Mukaddes, "Birçok öğrencimiz yasağın ilan edildiği mahallelerden. Yakınlarını kaybeden öğrencilerde asabiyet bozukluğu meydana geldi. Babasını, annesini, yakınını kaybeden öğrencilerde sisteme karşı küfretme, sistemin kurumlarında çalışan öğretmenlerinin bir çoğuna karşı nefret duygusu oluştu" dedi. Nusaybin'de aylardır eğitimin yapılamadığını ifade eden Mukaddes, "Hükümet kimseyi kandırmasın, Nusaybin'de coğrafya, Osmanlı tarihi ve edebiyat derslerini öğrenciler işlemek istemiyor, hoş o dersler dahi işlenmiyor. Annesi, babası gözlerinin önünde katledilen çocuklara var olan eğitim sistemindeki müfredata uygun dersleri işlemek iki yüzlülük olur. Öğrencilere yaşadıklarınızı unutun ve derse yoğunlaşın diyemeyiz" şeklinde belirtti.

KESK, TMMOB ve DİSK olarak savaş politikalarına karşı genel grev başlatmalarına karşı hükümet kanadından, "eğitim aksıyor" şeklindeki tepkilerini de eleştiren Mukaddes, "1 gün eğitimin aksamasını gündemleştirdiler. Aylardır neredesiniz? Burada yürütülen savaş politikalarıyla savaş tohumları ekiliyor. Öğrencilerimizin hiç biri artık barış istemiyor, hepsinin ağzından 'intikam' kelimeleri dökülüyor. Derste sürekli TOMA, Akrep, Kirpi, YDG-H sözlerini duyar olduk. Derse dair örneklendirmeleri dahi bunlar üzerinden oluyor" ifadelerinin altını çizdi.

'Nusaybin'de yaşıyoruz diye bize bedel ödetmeye çalışıyorlar'

"Hükümet 'her şey bittikten sonra okular inşa ederek telafi edeceğiz' diyor. Neyi telafi edecekler, katlettikleri çocuklar olmadıkça boş okullar neye yarar" diyen Mukaddes, bir öğretmen olarak öğrencilerinin katledilmesini önleyemediği için suçluluk duygusunu hissettiğini kaydetti. Öğretmenlerin sokağa çıkma yasaklarıyla cezalandırıldıklarını söyleyen Mukaddes, "Bir öğretmen olarak sokağa çıkamıyorum, sosyal aktivitem artık yok. Nusaybin'de sadece Kürtler yaşamıyor. Arap, Süryani ve Ermeniler de cezalandırılıyor. Tek suçumuz Nusaybin'de yaşamamız, bu topraklarda yaşıyoruz diye bize bedel ödetmeye çalışıyorlar" ifadelerini vurguladı.
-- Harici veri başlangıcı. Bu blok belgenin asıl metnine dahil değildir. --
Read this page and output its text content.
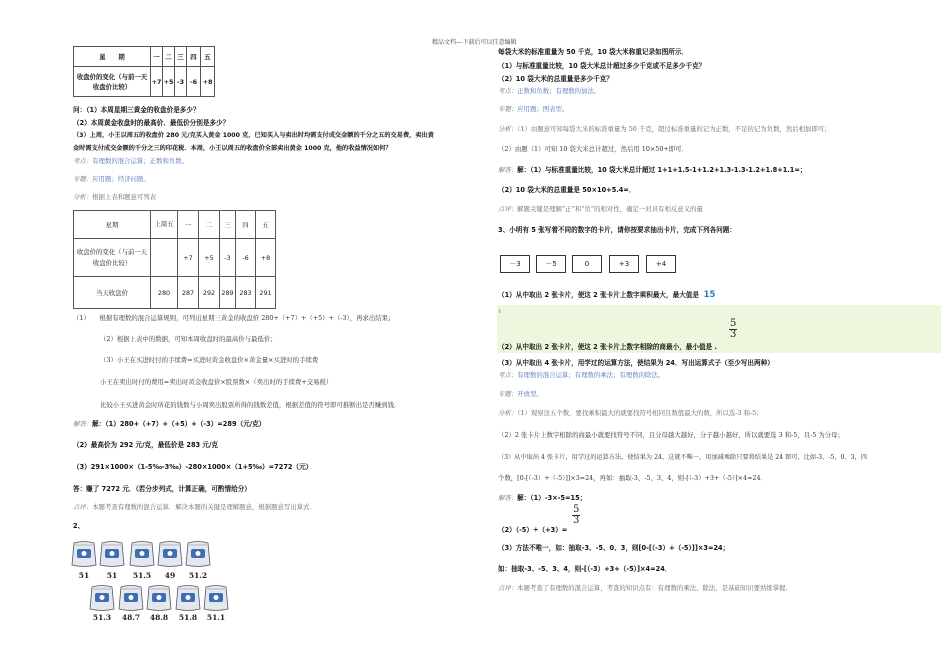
精品文档---下载后可以任意编辑
星　　期	一	二	三	四	五
收盘价的变化（与前一天收盘价比较）	+7	+5	-3	-6	+8
问：（1）本周星期三黄金的收盘价是多少？
（2）本周黄金收盘时的最高价、最低价分别是多少？
（3）上周，小王以周五的收盘价 280 元/克买入黄金 1000 克，已知买入与卖出时均需支付成交金额的千分之五的交易费，卖出黄
金时需支付成交金额的千分之三的印花税．本周，小王以周五的收盘价全部卖出黄金 1000 克，他的收益情况如何？
考点：有理数的混合运算；正数和负数。
专题：应用题；经济问题。
分析：根据上表和题意可列表
星期	上周五	一	二	三	四	五
收盘价的变化（与前一天收盘价比较）		+7	+5	-3	-6	+8
当天收盘价	280	287	292	289	283	291
（1）　　根据有理数的混合运算规则，可列出星期三黄金的收盘价 280+（+7）+（+5）+（-3），再求出结果；
（2）根据上表中的数据，可知本周收盘时的最高价与最低价；
（3）小王在买进时付的手续费=买进时黄金收盘价×黄金量×买进时的手续费
小王在卖出时付的费用=卖出时黄金收盘价×股票数×（卖出时的手续费+交易税）
比较小王买进黄金时所花的钱数与小周卖出股票所得的钱数差值，根据差值的符号即可推断出是否赚到钱．
解答：解：（1）280+（+7）+（+5）+（-3）=289（元/克）
（2）最高价为 292 元/克，最低价是 283 元/克
（3）291×1000×（1-5‰-3‰）-280×1000×（1+5‰）=7272（元）
答：赚了 7272 元．（若分步列式，计算正确，可酌情给分）
点评：本题考查有理数的混合运算．解决本题的关键是理解题意，根据题意写出算式．
2、
51	51	51.5	49	51.2
51.3	48.7	48.8	51.8	51.1
每袋大米的标准重量为 50 千克，10 袋大米称重记录如图所示．
（1）与标准重量比较，10 袋大米总计超过多少千克或不足多少千克？
（2）10 袋大米的总重量是多少千克？
考点：正数和负数；有理数的加法。
专题：应用题；图表型。
分析：（1）由题意可知每袋大米的标准重量为 50 千克，超过标准重量的记为正数，不足的记为负数，然后相加即可；
（2）由题（1）可知 10 袋大米总计超过，然后用 10×50+即可．
解答：解：（1）与标准重量比较，10 袋大米总计超过 1+1+1.5-1+1.2+1.3-1.3-1.2+1.8+1.1=；
（2）10 袋大米的总重量是 50×10+5.4=．
点评：解题关键是理解“正”和“负”的相对性，确定一对具有相反意义的量
3、小明有 5 张写着不同的数字的卡片，请你按要求抽出卡片，完成下列各问题：
－3	－5	0	+3	+4
（1）从中取出 2 张卡片，使这 2 张卡片上数字乘积最大，最大值是 15
ı
$\frac{5}{3}$
（2）从中取出 2 张卡片，使这 2 张卡片上数字相除的商最小，最小值是 .
（3）从中取出 4 张卡片，用学过的运算方法，使结果为 24．写出运算式子（至少写出两种）
考点：有理数的混合运算；有理数的乘法；有理数的除法。
专题：开放型。
分析：（1）观察这五个数，要找乘积最大的就要找符号相同且数值最大的数，所以选-3 和-5；
（2）2 张卡片上数字相除的商最小就要找符号不同，且分母越大越好，分子越小越好，所以就要选 3 和-5，且-5 为分母；
（3）从中取出 4 张卡片，用学过的运算方法，使结果为 24，这就不唯一，用加减乘除只要将结果是 24 即可，比如-3、-5、0、3，四
个数，[0-[（-3）+（-5）]]×3=24，再如：抽取-3、-5、3、4，则-[（-3）+3+（-5）]×4=24．
解答：解：（1）-3×-5=15；
（2）（-5）÷（+3）=
$\frac{5}{3}$
（3）方法不唯一，如：抽取-3、-5、0、3，则[0-[（-3）+（-5）]]×3=24；
如：抽取-3、-5、3、4，则-[（-3）+3+（-5）]×4=24．
点评：本题考查了有理数的混合运算，考查的知识点有：有理数的乘法、除法，是基础知识要熟练掌握．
'Öğrencileri kazanmak için savaşın son bulması yetmiyor'

Savaşın son bulmasının dahi öğrencilerin içinde bulunduğu, "düşman" algısının yok olmasına yetmeyeceğini ifade eden Mukaddes, "En az bir yıl boyunca ders yerine öğrencilerin yaşadıklarını dinlemek ve onları rehabilite etmek gerekiyor. Devletin tüm kurumları ve kurum çalışanlarına karşı düşmanlık besleyen öğrencileri barışa inandırmak, hayatlarına dair yeni projelere yöneltmek için güvenebilecekleri bir ülke yaratmak şart" vurgusunu yaptı.